For me, in my writing life and in my life as a painter, I must set aside the fear of what others will think and constantly remind myself to say, “Well Patricia, are YOU happy with it?” If the answer is yes, then the story is complete and the canvas can be signed. Along this topic, I found a great article on the website of Marion Roach Smith. The article goes into detail about how author Nancy Sharp found her voice.
Writing Lessons: The Steps To Finding Your Writing Voice & Structure
by Nancy Sharp
Five years ago I sat down to write a memoir about losing my young husband Brett to cancer and then unexpectedly finding love again with a widower halfway across the country. Well, actually, my new husband Steve and I started to jot this journey together since he’d had a similar experience of loss and single parenting. The book wasn’t our idea. Not at first. It’s just that every stage of our relationship—from the engagement, to the honeymoon, to being newlyweds—people kept talking about the hopefulness of our story and how it ought to be a book (or a movie). Eventually we were intrigued enough to map an outline and begin writing. Our vision was to alternate voices, “mine” and “his,” until we wove our individual stories together at the end.
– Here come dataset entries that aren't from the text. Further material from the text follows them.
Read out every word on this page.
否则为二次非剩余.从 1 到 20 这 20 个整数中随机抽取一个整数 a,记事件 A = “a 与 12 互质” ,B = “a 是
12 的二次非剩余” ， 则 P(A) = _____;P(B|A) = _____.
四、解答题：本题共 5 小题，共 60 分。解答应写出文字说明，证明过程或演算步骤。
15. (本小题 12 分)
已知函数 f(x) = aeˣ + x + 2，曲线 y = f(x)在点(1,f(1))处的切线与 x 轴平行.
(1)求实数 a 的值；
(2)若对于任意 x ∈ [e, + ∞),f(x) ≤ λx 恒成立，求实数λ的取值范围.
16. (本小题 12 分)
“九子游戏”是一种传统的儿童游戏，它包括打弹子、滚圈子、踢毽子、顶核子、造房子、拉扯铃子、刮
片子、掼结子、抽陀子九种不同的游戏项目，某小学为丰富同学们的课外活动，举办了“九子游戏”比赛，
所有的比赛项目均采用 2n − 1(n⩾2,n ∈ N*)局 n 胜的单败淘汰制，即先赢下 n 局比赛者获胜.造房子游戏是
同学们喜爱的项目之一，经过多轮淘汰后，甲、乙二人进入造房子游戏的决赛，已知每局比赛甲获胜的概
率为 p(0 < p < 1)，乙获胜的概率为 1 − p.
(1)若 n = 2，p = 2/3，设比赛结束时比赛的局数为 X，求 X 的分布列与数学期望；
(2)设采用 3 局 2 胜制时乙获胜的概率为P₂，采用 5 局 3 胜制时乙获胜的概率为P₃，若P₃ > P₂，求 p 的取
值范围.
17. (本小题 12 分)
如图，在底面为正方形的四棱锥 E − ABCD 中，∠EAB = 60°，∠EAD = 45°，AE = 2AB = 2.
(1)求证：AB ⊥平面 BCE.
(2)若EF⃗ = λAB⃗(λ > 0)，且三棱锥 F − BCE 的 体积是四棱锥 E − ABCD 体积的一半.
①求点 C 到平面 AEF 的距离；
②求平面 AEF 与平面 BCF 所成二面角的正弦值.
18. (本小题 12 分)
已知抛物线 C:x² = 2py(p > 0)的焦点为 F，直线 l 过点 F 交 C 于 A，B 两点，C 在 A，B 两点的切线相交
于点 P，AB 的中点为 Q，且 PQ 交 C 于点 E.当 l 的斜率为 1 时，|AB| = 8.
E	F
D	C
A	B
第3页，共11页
This isn’t a bad premise. Just a challenging one we learned because our voices were entirely different. At the time Steve was a TV news anchor and reporter. He had a marvelous ability to write visually (read: short scenes), but all those years of traditional journalism training made it tricky for him to access his emotions. That wasn’t his style, nor did he feel comfortable exposing his feelings. My own literary voice was still emerging but it was clear that my style was contrary: I sometimes wrote long sentences; I used metaphor; I wrote reflectively; I was unafraid to convey sadness and fear on the page. With coaching, we might have been able to pull such a book off. But the real stumbling block was Steve; he simply didn’t want to do it.